Montenegro: il dopo-Anfiloco

di: Lorenzo Prezzi

morte patriarca

Il 30 ottobre è morto a causa della pandemia Covid-19 il metropolita del Montenegro, l’arcivescovo di Cetinje, Anfiloco. È considerato l’autorità morale di maggior profilo del piccolo stato balcanico, per questo chiamato Djedo (il patriarca).

Figura centrale sia a garanzia dell’appartenenza della Chiesa ortodossa locale all’autorità del patriarca serbo di Belgrado sia come correttivo-alternativa dell’indirizzo filo-occidentale e filo-europeo di Milo Dukanović, fino a pochi mesi fa padre-padrone del paese. Il 30 agosto scorso Dukanović ha perso la maggioranza parlamentare, pur mantenendo la presidenza del paese (cf. SettimanaNews: Vince il metropolita)

Poliglotta e filo-serbo

Nato il 7 gennaio 1938 a Morača (Montenegro) è entrato nel seminario san Sava di Belgrado e si è laureato in teologia nel 1962. Esperto di filologia classica ha proseguito gli studi di filosofia e si è perfezionato a Roma (Istituto orientale) e a Berna, discutendo il suo dottorato su son Gregorio Palamas ad Atene. In Grecia è diventato monaco ed è ordinato prete nel 1968. Dopo un anno trascorso al Monte Athos prende l’insegnamento all’Istituto di teologia ortodossa San Sergio a Parigi.

Tornato a Belgrado diventa decano della facoltà di teologia e, finalmente, vescovo nel 1985 per la diocesi del Banato (Vršac). Nel 1991 è intronizzato come metropolita del Montenegro e del Litorale con sede a Cetinje. Nel 2007, con la malattia invalidante del patriarca Paolo di Belgrado presiede il santo sinodo e, con la morte del patriarca, diventa il locum tenens (sostituto provvisorio). Da allora è il numero due della gerarchia ortodossa serba, dopo il patriarca.

Formato alla teologia dell’identità serba di Justin Popović, Anfiloco ha alimentato con vigore la propria chiesa locale portando il clero da poche decine di membri a circa 600, aprendo la prassi pastorale alla dimensione caritativa (mense popolari, scuole, attività sportive ecc.), curando la formazione del clero e fornendo la Chiesa di una propria radio.

Schierato con Belgrado e Mosca contro l’autocefalia ucraina ha fatto il possibile per rendere irrilevante una locale Chiesa ortodossa alternativa che poteva diventare un pericolo in ordine al legame con la Chiesa serba e in vista di una possibile Chiesa ortodossa nazionale.

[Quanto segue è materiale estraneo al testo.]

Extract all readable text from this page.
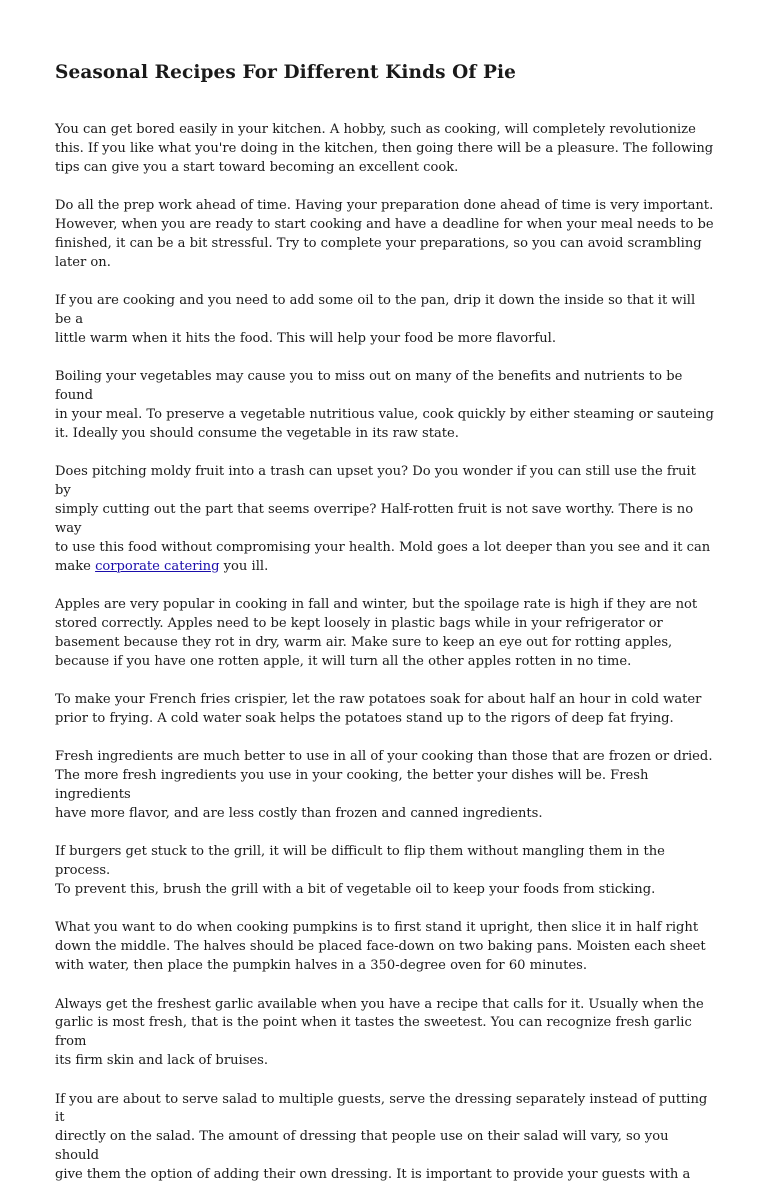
Seasonal Recipes For Different Kinds Of Pie

You can get bored easily in your kitchen. A hobby, such as cooking, will completely revolutionize
this. If you like what you're doing in the kitchen, then going there will be a pleasure. The following
tips can give you a start toward becoming an excellent cook.

Do all the prep work ahead of time. Having your preparation done ahead of time is very important.
However, when you are ready to start cooking and have a deadline for when your meal needs to be
finished, it can be a bit stressful. Try to complete your preparations, so you can avoid scrambling
later on.

If you are cooking and you need to add some oil to the pan, drip it down the inside so that it will be a
little warm when it hits the food. This will help your food be more flavorful.

Boiling your vegetables may cause you to miss out on many of the benefits and nutrients to be found
in your meal. To preserve a vegetable nutritious value, cook quickly by either steaming or sauteing
it. Ideally you should consume the vegetable in its raw state.

Does pitching moldy fruit into a trash can upset you? Do you wonder if you can still use the fruit by
simply cutting out the part that seems overripe? Half-rotten fruit is not save worthy. There is no way
to use this food without compromising your health. Mold goes a lot deeper than you see and it can
make corporate catering you ill.

Apples are very popular in cooking in fall and winter, but the spoilage rate is high if they are not
stored correctly. Apples need to be kept loosely in plastic bags while in your refrigerator or
basement because they rot in dry, warm air. Make sure to keep an eye out for rotting apples,
because if you have one rotten apple, it will turn all the other apples rotten in no time.

To make your French fries crispier, let the raw potatoes soak for about half an hour in cold water
prior to frying. A cold water soak helps the potatoes stand up to the rigors of deep fat frying.

Fresh ingredients are much better to use in all of your cooking than those that are frozen or dried.
The more fresh ingredients you use in your cooking, the better your dishes will be. Fresh ingredients
have more flavor, and are less costly than frozen and canned ingredients.

If burgers get stuck to the grill, it will be difficult to flip them without mangling them in the process.
To prevent this, brush the grill with a bit of vegetable oil to keep your foods from sticking.

What you want to do when cooking pumpkins is to first stand it upright, then slice it in half right
down the middle. The halves should be placed face-down on two baking pans. Moisten each sheet
with water, then place the pumpkin halves in a 350-degree oven for 60 minutes.

Always get the freshest garlic available when you have a recipe that calls for it. Usually when the
garlic is most fresh, that is the point when it tastes the sweetest. You can recognize fresh garlic from
its firm skin and lack of bruises.

If you are about to serve salad to multiple guests, serve the dressing separately instead of putting it
directly on the salad. The amount of dressing that people use on their salad will vary, so you should
give them the option of adding their own dressing. It is important to provide your guests with a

Un attivismo intenso che ha incrociato senza filtri i drammi politici, etnici e di guerra dell’area. Espressamente filo-serbo dopo il crollo della Iugoslavia comunista ha sostenuto le politiche dell’allora leader Slobodan Milosević e del capo militare dei serbi in Bosnia, Radovan Karadzic. Ha fatto difendere il suo convento dalla milizia di Arkan, il capo sanguinario delle “tigri” serbe durante le guerre etniche e non ha nascosto il suo dissenso dal tribunale per i crimini di guerra della Nazioni Unite per la ex-Iugoslavia.

Riformatore e pastore

Prudente durante il confronto politico sull’indipendenza del Montenegro (2006) ha avuto un rapporto dialettico con Milo Dukanović e il suo partito socialista, moderando il proprio anticomunismo e anti-occidentalismo. Fino al dicembre 2019, quando il governo approva una legge che penalizza la Chiesa ortodossa chiedendo di dare prova documentale delle proprietà di 650 siti religiosi (monasteri, chiese, cappelle, cattedrale ecc.).

Raccogliendo il malcontento di vaste aree della società civile per la crisi economica, la crisi pandemica e la diffusa corruzione, porta in piazza e nelle manifestazioni quasi un terzo della popolazione del paese (630.000 abitanti, 450.000 ortodossi). È sottoposto a un interrogatorio di polizia di oltre 6 ore, ma convince l’elettorato a rovesciare, seppur di misura, la maggioranza di Dukanović. È ancora lui a guidare la composizione della dispersa opposizione in vista della formazione del nuovo governo.

Figura poliedrica, discussa e amata, ha dato questo titolo al discorso con cui ha ricevuto il dottorato honoris causa all’Istituto san Sergio (2012), «La Chiesa, sorgente dell’identità dell’uomo e del mondo. Il mondo creato per diventare Chiesa». La sua morte peserà sull’intera Chiesa serba, ma soprattutto sulla società e Chiesa montenegrina. Il probabile prossimo primo ministro, Zdravko Krivolapić, ha proclamato il lutto nazionale.